DO NOT ASK EARLIER AS IT WILL NOT BE RELEASED


 Restore the Legacy of ISPMB – Demand the President and BOD Step Down

This deserves it’s own post. The main reason the Auction has been moved is because there were people who took it apon themselves to call and threaten the stock yard in Phillip. While I don’t think this was done by any of our active members, I have no doubt that the Special Snowflakes reads our page religiously. I am sure that you feel like you scored a huge victory…..Here’s the reality by acting like an idiot you just gaurenteed a longer haul for sick injured and pregnant horses, not to mention young foals. You also destroyed the groundwork of alot of people who were working with Phillip Stock yard in order to be ready to purchase as many horses for as low of a price possible. Know what you didn’t destroy? The reality that unless a miracle happens these horses are going to be Auctioned.

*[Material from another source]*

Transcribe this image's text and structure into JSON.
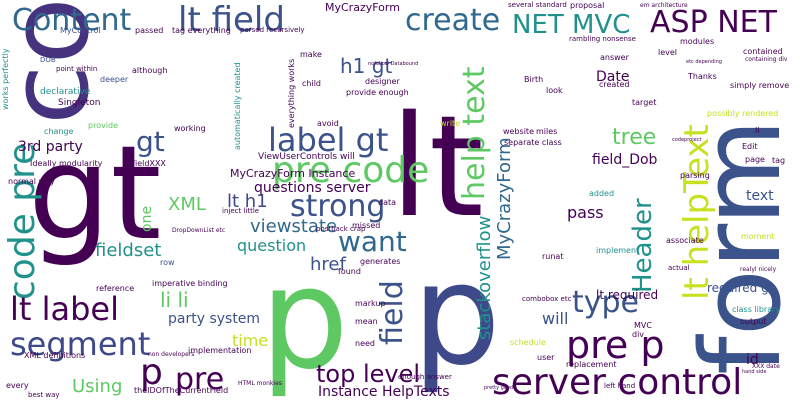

Continue to bully and intimidate the smaller yards they will simply go to a major one. That’s a longer trip, to a place that eats the threats of Activists for breakfast and use their tears to sweeten their coffee. They won’t work with anyone and will simply run the horses through and go about their day. So if you really want to see these horses shipped to Mexico by all means keep up your stupidity.”